I suppose one of the most important things I got from Mosaic aside from the skill set to dominate the newsroom was a group of lifelong friends. I can honestly say that these people will be here for me when I need them as I hope to be there for them when they need me. From my roommates to my editors, I feel like everyone has a place in my heart, and I do hope that this is not the end of our time together–I want to see everyone again, at least every once in awhile.

I will forever remember our group hangouts and outings. I will remember rooming with the wonderful not-shy Semira 🙂 I will remember the other girls making my hair and watching High School Musical 2. Most of all I will remember those quiet moments where it seems that everyone is just absorbing the presence of everyone else–because this group couldn’t have been more perfectly put together.

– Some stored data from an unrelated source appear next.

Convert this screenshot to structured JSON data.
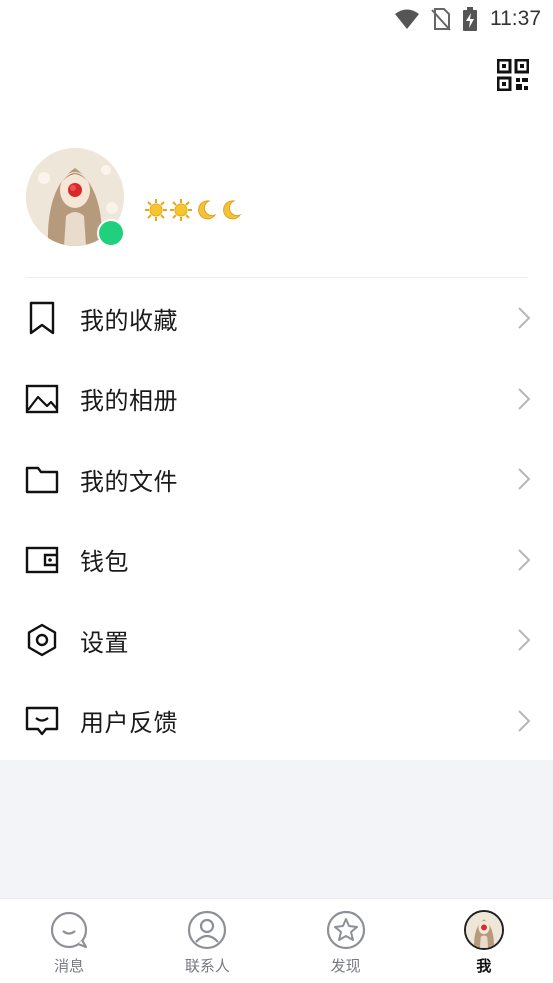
{
  "status_bar": {
    "time": "11:37",
    "icons": [
      "wifi-icon",
      "no-sim-icon",
      "battery-charging-icon"
    ]
  },
  "header": {
    "qr_icon": "qr-code-icon"
  },
  "profile": {
    "online_status_color": "#1fd17c",
    "level_icons": [
      "sun-icon",
      "sun-icon",
      "moon-icon",
      "moon-icon"
    ]
  },
  "menu": {
    "items": [
      {
        "label": "我的收藏",
        "icon": "bookmark-icon"
      },
      {
        "label": "我的相册",
        "icon": "image-icon"
      },
      {
        "label": "我的文件",
        "icon": "folder-icon"
      },
      {
        "label": "钱包",
        "icon": "wallet-icon"
      },
      {
        "label": "设置",
        "icon": "settings-icon"
      },
      {
        "label": "用户反馈",
        "icon": "feedback-icon"
      }
    ]
  },
  "tabs": [
    {
      "label": "消息",
      "icon": "message-icon",
      "active": false
    },
    {
      "label": "联系人",
      "icon": "contacts-icon",
      "active": false
    },
    {
      "label": "发现",
      "icon": "discover-icon",
      "active": false
    },
    {
      "label": "我",
      "icon": "avatar",
      "active": true
    }
  ],
  "colors": {
    "accent_online": "#1fd17c",
    "background_gray": "#f3f4f8",
    "tab_inactive": "#777a80",
    "tab_active": "#111111"
  }
}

For those who are thinking about applying to Mosaic, when the time comes jump at the chance, because the experience you will have will stick with you For. A. Lifetime. Everything from the technical skills to the social skills, I can definitely say that I’ve become a better writer, as well as a more confident person.

So my dear friends and editors alike, I will miss you all when the time comes to truly say ‘adieu.’ I do hope to see your smiling faces again, even if it means you have to fly over here from Idaho, or drive all the way from Monterey 🙂

This is not the end Class of 2015, Mosaic lasts forever!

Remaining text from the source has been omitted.